Composite product with a thermally stressable bond between a fiber reinforced material and a further material
Abstract
In a material bond for a composite product composed of a fiber-reinforced material and a further material, such as an anode for an x-ray tube, wherein the fibers of the fiber-reinforced material exhibit a preferred orientation, and wherein the magnitude of the coefficient of thermal expansion of the fiber-reinforced material is direction dependent and depends on the preferred orientation of the fibers, the preferred orientation of the fibers is aligned, at least in a boundary region between the fiber-reinforced material and the further material, such that the coefficient of thermal expansion of the fiber-reinforced material and the coefficient thermal expansion of the further material are approximately equal along this boundary region, in which the bond is formed.
Claims
exact text as granted — not AI-modified1. A composite product comprising:
a fiber-reinforced material containing fibers exhibiting a preferred orientation, and having a coefficient of thermal expansion that is direction dependent and that depends on said preferred orientation of the fibers;
a further material, having a coefficient of thermal expansion, disposed relative to said fiber-reinforced material with a boundary plane therebetween and a boundary region at said boundary plane; and
a bond in said boundary region bonding said fiber-reinforced material and said further material, said fibers in said boundary region being aligned at a non-zero angle relative to said boundary plane to make said coefficient of thermal expansion of said fiber-reinforced material and said coefficient of thermal expansion of said further material substantially equal in a direction parallel to said boundary plane in said boundary region.

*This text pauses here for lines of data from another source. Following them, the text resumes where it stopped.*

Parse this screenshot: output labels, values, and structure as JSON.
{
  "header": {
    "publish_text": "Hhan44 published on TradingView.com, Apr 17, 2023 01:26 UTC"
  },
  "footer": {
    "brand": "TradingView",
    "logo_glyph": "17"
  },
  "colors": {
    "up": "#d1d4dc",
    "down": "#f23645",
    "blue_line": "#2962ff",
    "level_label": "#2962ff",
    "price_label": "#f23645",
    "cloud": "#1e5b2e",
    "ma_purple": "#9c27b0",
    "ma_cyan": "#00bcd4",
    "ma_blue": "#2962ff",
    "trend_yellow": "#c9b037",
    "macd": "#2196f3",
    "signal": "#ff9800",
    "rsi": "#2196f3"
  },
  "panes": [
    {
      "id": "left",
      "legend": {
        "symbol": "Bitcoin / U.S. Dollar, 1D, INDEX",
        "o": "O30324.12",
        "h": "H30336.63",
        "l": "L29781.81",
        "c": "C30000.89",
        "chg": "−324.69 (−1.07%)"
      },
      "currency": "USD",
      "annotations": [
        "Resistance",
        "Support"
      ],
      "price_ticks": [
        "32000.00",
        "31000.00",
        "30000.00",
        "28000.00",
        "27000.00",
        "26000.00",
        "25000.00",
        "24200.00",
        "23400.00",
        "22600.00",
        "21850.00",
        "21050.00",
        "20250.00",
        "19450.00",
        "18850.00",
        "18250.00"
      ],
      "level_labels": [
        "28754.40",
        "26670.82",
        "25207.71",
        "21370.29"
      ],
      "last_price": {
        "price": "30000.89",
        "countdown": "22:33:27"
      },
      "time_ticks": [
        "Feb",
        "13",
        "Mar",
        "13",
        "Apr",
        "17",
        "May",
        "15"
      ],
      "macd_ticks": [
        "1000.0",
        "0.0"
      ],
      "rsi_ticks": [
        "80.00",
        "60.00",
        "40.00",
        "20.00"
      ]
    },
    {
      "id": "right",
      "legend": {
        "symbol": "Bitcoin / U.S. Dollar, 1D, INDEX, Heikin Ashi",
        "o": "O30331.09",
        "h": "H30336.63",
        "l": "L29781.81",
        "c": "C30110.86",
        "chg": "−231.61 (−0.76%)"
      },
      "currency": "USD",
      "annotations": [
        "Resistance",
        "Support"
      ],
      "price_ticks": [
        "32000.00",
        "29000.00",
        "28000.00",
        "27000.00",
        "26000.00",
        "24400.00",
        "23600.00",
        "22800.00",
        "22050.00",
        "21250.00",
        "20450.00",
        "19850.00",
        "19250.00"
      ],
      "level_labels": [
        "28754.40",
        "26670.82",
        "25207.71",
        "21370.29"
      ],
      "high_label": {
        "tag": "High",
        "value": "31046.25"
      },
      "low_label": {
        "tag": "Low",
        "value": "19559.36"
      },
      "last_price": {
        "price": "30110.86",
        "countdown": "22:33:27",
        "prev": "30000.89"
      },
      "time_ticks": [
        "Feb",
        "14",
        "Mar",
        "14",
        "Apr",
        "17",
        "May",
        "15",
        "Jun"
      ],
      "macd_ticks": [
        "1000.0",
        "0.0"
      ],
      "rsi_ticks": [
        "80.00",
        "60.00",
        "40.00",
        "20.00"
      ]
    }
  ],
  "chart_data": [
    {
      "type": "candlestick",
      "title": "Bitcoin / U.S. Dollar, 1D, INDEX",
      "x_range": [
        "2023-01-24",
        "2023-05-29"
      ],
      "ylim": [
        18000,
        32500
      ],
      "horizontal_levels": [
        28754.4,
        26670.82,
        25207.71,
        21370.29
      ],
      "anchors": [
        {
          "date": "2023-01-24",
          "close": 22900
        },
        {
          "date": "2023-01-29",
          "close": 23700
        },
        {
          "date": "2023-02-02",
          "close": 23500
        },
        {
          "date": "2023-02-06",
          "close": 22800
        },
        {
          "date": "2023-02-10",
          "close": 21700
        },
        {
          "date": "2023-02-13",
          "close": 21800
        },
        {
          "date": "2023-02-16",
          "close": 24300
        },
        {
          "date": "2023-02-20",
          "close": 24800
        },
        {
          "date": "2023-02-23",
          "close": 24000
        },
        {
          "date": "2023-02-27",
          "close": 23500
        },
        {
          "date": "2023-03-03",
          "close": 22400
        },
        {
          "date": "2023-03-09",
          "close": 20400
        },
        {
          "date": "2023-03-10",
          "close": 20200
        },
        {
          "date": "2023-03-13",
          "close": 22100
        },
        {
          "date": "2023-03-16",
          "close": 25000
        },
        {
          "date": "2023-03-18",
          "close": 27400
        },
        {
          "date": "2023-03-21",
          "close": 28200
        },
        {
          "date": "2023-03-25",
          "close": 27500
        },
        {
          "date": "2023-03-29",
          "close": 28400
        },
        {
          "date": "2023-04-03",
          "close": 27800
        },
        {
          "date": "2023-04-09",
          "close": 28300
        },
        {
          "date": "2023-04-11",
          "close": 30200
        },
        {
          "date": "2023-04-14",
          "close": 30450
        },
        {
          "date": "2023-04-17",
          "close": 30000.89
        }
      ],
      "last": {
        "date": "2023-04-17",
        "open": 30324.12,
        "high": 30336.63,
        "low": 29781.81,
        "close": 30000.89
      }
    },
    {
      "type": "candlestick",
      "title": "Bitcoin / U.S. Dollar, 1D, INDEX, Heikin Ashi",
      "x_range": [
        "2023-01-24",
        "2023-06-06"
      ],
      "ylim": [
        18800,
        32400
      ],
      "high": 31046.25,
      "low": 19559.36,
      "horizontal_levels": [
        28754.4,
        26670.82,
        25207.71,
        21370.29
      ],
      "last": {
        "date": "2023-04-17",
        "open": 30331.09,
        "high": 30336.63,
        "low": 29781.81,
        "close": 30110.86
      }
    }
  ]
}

2. A composite product as claimed in claim 1 wherein said fiber-reinforced material has a heat conductivity with a magnitude that is direction dependent and that depends on said preferred orientation of said fibers, and wherein said fibers of said fiber-reinforced material outside of said boundary region are aligned in a direction to maximize said magnitude of said heat conductivity.
3. An anode for an x-ray tube, said anode comprising:
an anode plate composed of a fiber-reinforced material containing fibers exhibiting a preferred orientation, and having a coefficient of thermal expansion that is direction dependent and that depends on said preferred orientation of the fibers;
a focal path composed of a further material, having a coefficient of thermal expansion, disposed relative to said fiber-reinforced material with a boundary plane therebetween and a boundary region at said boundary plane; and
a bond in said boundary region bonding said fiber-reinforced material and said further material, said fibers in said boundary region being aligned at a non-zero angle relative to said boundary plane to make said coefficient of thermal expansion of said fiber-reinforced material and said coefficient of thermal expansion of said further material substantially equal in a direction parallel to said boundary plane in said boundary region.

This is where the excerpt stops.